AI is a significant area for the open technology world, first in terms of software (the most used AI platform, TensorFlow, is open source), but then also for data. Wikipedia was founded on open principles, both using open source and releasing its open data on an open content platform, so it was no coincidence that its founder Jimmy Wales was in attendance. The recent developments in generative AI directly relate to the availability of open data sources — “50% of ChatGPT input is Wikipedia,” says Jimmy, who is cool with this. “That’s what it’s for.”

So, to the question, can Openness save AI? The answer is no, not by itself, but it can go some way to providing the tools we need to deliver it, in a way that will benefit society in general (and therefore the UK in particular), moving the technology into the hands of the many. One reason is that, like OSS, the AI genie is out of the bottle. “We can’t assume there are six companies we can regulate,” says Jimmy, pointing to the millions of hobbyist developers that are already playing with Midjourney via Discord, or writing their own versions of generative AI software. AI can learn from the OSS world, the power of individual responsibility — we can’t blame the tools, but we can legislate against what people are creating, he suggests. “You could always use Photoshop to create an image; it just wouldn’t look very real – it’s now going to look more real.”

That’s not to say that we do without general legislation at a corporate and national level, but this needs to be aimed at the consequences of AI, rather than its inevitable, more general use. “The one thing that’s inevitable is that governments are going to regulate – if that’s too top-down, it’s going to be too hard.

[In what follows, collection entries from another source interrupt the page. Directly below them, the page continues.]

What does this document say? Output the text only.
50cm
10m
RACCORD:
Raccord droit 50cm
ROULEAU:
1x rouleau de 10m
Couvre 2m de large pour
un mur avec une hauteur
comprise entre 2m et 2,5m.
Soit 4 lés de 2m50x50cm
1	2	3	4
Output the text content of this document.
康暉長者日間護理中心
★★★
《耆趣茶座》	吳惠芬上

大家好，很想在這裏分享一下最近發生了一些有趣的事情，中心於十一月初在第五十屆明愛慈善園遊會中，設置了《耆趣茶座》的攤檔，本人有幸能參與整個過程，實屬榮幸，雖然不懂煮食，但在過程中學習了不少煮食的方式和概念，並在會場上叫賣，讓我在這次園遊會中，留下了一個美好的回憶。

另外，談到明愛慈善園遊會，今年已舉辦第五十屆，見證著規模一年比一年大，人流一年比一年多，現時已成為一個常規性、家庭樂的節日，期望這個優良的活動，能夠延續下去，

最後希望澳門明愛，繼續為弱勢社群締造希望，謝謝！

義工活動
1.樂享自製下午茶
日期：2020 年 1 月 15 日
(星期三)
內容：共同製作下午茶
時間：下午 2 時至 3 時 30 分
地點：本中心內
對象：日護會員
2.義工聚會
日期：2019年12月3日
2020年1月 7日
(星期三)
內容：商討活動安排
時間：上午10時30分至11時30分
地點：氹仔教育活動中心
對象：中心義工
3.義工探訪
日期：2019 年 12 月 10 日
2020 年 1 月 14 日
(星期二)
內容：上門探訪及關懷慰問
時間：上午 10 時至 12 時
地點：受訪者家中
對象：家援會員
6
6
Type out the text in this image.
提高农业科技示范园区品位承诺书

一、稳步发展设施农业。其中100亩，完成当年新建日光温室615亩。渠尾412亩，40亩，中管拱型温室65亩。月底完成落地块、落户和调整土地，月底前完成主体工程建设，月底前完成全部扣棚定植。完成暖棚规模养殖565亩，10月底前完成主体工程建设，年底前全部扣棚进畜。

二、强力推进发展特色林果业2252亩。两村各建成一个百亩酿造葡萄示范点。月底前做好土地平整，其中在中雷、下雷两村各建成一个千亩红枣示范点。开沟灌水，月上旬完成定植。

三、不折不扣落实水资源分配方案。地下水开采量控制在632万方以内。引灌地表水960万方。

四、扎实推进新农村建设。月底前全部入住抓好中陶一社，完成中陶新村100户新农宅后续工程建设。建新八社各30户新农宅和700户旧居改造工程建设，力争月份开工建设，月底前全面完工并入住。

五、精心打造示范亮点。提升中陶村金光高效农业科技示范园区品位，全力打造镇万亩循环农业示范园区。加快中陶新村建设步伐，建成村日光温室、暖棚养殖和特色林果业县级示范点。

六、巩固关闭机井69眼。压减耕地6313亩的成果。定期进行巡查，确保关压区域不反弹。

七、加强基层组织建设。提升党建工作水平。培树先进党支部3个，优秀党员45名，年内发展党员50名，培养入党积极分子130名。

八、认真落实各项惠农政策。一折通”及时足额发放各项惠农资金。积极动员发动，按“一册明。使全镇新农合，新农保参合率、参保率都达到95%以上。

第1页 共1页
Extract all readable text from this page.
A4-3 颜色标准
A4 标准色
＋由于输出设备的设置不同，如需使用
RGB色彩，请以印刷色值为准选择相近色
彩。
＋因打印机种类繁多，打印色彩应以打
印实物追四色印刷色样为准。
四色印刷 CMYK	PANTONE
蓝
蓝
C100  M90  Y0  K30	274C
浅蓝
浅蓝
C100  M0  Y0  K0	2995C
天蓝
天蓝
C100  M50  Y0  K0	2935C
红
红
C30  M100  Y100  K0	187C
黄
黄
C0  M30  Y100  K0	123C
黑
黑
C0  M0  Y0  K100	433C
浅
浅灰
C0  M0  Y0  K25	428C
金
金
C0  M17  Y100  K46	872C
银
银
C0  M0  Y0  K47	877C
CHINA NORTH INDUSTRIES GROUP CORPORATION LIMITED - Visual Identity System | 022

But the opposite approach, individual responsibility with the right level of governance, bottom-up and principles-based, that’s the better approach,” says Amanda. As highlighted by Chris Yiu, Director of Public Policy at Meta, this goes with the transparency and openness that are (the clue’s in the name) mainstays of OSS. If the AI genie has spawned lots of little genies, we can use them as a network of peers to create a more solid result. 

I can agree, as long as the responsibility and openness is applied at all stages of the delivery cycle — there’s a lot to unpack about “the right level of governance” across data collection and management, cybersecurity and access management, process best practices and jurisdictional questions (what’s legal in one country may not be in another, and may be unethical in both). For example, if I could use data from the Strava open API to build a picture of people likely to suffer medical issues and then I publish it, who would be responsible? Or if I created the code and left it lying around?

It does strike me that post-Brexit Britain is in a unique position to set a different agenda from either the EU, which is looking at top-down regulation, or the US, which has a habit of playing a bit faster and looser with privacy than we might like. At which point, organisations such as OpenUK might find themselves with their work cut out — it’s one thing to advocate for more acceptance of OSS, but quite another structurally to find yourselves as the most important people in a newly created, yet critical space. That’s a good problem to have, but not one to be taken lightly. 

We have time to get this right. Nobody in the room felt AI was a runaway train: even though examples exist of AI-driven challenges, they remain the exception rather than the norm (said Chris Yiu, “We are a long way off anything approaching super-intelligence.”) Nonetheless, we already need independent organisations who get this stuff to advise on the best way forward, working with policymakers. Perhaps open source models, and the open method of creating new ones, can indeed counter the worst potential vagaries of AI; and right now, we need all the help we can get as we work out a new understanding of the impact of the information age, both in the UK and beyond. 

At which point, we can keep our robots where they need to be, to a sigh of relief for even the most fearful of the AI-embracing future.